Algumas mulheres desenvolvem depressão pós-parto, ganham marcas e cicatrizes, sentem dor, perdem o prazer sexual e há ainda as que desistem de ter outros filhos. “Estava dilacerada, não dei conta do parto. Estava além de mim. Tive depressão. Me afastei da minha família. Tenho problemas com escape de urina, episódios de pânico. Ninguém se atentou ao que estava acontecendo. Assumi cargas mental e física além de mim”, relata Ana. E continua: “Fiquei traumatizada. Não teria outro filho para não passar por tudo de novo. Tive que fazer terapia. Descobri que a VO me fez reviver o abuso que sofri na infância. Estou contando com o tempo para curar as feridas”.

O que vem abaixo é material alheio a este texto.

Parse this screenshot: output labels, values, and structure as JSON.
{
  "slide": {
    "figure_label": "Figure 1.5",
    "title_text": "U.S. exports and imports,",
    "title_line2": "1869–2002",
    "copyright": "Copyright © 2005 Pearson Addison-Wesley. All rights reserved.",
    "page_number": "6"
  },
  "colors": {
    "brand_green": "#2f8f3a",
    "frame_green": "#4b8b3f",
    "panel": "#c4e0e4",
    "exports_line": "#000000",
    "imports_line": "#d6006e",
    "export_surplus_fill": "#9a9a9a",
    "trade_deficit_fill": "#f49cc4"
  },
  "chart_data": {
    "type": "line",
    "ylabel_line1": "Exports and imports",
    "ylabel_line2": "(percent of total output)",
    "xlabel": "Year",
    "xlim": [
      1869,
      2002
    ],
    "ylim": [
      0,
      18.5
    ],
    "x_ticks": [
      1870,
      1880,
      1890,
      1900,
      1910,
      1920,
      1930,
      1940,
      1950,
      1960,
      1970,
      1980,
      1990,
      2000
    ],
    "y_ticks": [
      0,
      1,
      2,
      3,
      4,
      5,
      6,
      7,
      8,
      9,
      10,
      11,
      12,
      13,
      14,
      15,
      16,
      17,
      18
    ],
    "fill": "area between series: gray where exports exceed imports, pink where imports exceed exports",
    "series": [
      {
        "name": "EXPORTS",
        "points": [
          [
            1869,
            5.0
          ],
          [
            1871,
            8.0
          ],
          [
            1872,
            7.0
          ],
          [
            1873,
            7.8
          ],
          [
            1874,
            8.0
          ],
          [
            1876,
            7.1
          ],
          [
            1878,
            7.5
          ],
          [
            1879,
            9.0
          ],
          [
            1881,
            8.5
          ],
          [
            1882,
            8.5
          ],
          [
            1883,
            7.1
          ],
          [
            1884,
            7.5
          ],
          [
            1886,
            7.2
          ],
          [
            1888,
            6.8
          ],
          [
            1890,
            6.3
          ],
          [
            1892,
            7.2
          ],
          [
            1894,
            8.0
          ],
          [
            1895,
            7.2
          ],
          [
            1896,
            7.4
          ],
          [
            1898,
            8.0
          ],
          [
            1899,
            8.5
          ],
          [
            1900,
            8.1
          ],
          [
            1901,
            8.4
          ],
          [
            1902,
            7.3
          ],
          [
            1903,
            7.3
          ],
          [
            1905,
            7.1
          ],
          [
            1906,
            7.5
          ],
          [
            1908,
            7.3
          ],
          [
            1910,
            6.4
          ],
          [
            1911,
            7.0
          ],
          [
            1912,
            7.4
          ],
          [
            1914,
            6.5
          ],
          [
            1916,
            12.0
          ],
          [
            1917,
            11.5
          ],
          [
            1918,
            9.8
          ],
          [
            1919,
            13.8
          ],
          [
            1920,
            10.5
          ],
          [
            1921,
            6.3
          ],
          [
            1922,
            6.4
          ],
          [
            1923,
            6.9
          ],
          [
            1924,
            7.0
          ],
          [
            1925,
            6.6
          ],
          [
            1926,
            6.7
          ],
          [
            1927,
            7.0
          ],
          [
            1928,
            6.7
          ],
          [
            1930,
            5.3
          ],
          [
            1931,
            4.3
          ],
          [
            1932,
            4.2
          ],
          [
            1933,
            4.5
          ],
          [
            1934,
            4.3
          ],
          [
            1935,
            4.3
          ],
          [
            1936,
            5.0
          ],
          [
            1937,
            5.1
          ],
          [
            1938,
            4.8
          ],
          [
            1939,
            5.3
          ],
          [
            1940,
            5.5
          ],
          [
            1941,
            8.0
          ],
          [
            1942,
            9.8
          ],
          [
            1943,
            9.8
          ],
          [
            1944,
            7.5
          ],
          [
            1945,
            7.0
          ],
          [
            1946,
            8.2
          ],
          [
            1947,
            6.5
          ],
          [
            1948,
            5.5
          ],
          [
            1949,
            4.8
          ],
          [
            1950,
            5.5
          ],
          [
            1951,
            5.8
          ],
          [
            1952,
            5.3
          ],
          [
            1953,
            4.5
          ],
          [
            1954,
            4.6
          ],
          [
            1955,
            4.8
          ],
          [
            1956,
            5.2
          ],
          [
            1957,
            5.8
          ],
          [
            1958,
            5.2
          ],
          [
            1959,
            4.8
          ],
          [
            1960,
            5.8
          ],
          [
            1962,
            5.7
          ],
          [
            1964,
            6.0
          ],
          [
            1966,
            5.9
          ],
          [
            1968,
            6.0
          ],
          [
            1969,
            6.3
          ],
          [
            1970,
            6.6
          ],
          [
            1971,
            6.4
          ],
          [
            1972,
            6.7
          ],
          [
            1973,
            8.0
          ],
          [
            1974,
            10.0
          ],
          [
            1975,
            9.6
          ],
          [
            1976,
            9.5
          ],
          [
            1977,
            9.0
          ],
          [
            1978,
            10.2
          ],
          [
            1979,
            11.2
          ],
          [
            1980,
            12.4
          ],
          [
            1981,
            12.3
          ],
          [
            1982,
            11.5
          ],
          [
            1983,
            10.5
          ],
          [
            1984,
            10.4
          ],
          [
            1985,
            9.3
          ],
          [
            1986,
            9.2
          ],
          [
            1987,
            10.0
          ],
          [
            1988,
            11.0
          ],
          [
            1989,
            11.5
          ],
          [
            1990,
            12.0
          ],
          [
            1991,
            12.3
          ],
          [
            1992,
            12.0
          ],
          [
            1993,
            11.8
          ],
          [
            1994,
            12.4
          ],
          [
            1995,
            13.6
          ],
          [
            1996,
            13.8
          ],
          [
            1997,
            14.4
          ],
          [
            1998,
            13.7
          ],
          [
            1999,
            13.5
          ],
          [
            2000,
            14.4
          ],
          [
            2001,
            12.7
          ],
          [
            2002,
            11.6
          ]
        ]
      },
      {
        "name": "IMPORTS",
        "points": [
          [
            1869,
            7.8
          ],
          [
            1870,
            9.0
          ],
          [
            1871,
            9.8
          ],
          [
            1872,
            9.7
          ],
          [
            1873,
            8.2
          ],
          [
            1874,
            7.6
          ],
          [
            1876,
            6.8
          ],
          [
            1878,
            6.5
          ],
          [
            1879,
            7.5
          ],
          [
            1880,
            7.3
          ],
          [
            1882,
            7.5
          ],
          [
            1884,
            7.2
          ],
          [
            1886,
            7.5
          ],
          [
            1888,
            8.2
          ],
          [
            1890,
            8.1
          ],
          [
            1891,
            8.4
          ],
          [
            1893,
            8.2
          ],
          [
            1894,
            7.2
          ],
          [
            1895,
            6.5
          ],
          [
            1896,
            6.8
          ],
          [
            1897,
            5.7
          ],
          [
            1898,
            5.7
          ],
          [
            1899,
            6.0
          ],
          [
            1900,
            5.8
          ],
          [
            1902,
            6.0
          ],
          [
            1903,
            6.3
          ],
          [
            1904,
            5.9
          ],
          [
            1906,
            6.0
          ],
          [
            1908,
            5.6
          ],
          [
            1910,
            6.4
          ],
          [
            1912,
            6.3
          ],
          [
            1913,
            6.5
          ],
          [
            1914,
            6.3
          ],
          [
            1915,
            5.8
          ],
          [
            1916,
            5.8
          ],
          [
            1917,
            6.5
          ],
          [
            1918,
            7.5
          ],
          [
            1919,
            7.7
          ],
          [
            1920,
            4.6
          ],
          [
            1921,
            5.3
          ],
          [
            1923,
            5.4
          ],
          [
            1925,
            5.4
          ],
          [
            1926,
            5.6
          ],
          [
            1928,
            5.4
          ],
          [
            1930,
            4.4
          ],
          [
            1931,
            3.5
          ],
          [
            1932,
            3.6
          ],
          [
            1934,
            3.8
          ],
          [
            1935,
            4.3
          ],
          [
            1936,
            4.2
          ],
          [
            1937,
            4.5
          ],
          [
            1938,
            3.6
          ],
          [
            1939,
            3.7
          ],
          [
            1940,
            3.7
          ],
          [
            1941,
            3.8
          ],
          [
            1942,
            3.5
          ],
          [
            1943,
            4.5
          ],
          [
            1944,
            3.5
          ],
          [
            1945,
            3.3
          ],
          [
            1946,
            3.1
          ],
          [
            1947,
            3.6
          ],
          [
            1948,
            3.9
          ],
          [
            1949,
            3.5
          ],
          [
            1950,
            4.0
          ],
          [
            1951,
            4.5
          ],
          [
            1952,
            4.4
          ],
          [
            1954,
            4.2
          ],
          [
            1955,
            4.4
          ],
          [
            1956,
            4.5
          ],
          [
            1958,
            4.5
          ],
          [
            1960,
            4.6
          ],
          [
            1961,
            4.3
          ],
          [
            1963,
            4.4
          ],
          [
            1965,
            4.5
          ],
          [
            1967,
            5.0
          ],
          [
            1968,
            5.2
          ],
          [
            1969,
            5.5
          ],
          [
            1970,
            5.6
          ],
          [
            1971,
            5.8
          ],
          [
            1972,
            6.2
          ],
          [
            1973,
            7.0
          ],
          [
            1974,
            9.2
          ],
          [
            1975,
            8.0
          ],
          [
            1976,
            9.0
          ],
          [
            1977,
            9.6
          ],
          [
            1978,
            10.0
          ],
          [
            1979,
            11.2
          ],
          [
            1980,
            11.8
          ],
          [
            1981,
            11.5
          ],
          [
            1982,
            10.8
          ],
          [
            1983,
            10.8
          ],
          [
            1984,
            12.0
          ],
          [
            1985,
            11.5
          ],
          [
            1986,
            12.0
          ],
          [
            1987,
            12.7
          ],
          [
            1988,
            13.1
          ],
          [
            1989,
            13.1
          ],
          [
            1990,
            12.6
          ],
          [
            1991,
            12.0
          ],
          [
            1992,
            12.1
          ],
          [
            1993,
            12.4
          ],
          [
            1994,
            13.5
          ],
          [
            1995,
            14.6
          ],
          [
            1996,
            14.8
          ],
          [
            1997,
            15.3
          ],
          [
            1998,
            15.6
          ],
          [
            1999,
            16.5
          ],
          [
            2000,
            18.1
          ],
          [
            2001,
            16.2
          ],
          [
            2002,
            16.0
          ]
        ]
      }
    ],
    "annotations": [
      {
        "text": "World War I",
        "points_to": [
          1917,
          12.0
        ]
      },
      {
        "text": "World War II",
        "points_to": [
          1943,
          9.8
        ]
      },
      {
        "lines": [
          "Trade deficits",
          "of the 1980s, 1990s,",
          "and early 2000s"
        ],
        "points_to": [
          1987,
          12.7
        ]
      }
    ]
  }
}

Damiana concorda que é preciso dar tempo ao tempo, além de buscar ajuda. “A violência já é tão horrível que acho que quando a mulher percebe ela pede ajuda. Nosso trabalho é ouvir, respeitando para que não se sinta violentada de novo”, finaliza.

O QUE DIZ A LEI

Hoje já é até possível encontrar, com certa facilidade, mulheres que têm consciência de que passaram por VO. No entanto, ainda não existem leis específicas que protejam as protejam. De acordo com Daniela Bucci, professora de Direito da USCS (Universidade Municipal de São Caetano) e doutora e mestra em Direito Humanos pela USP (Universidade de São Paulo), apesar da falta de lei federal específica, é possível, sim, fazer uma denúncia e entrar com processo criminal. “Dá para pedir indenização por danos físicos e morais”, explica. Mas isso não garante que o ocorrido será tratado com a importância necessária, por se tratar da Justiça comum.

DICIONÁRIO

-Ocitocina sintética no soro: utilizada para induzir as contrações e acelerar o parto. Causa contrações rápidas, fortes e com frequência maior e menos tempo de descanso, o que torna o processo doloroso.

-Manobra de Kristeller: consiste em pressionar a parte superior do útero para facilitar a saída do bebê, o que pode causar lesões como fratura de costelas da mãe e traumas encefálicos no bebê.

- Episiotomia: incisão efetuada no períneo (área muscular entre a vagina e o ânus) para ampliar o canal de parto.

* Se caracteriza violência obstétrica apenas quando os procedimentos são realizados sem indicação e autorização da paciente.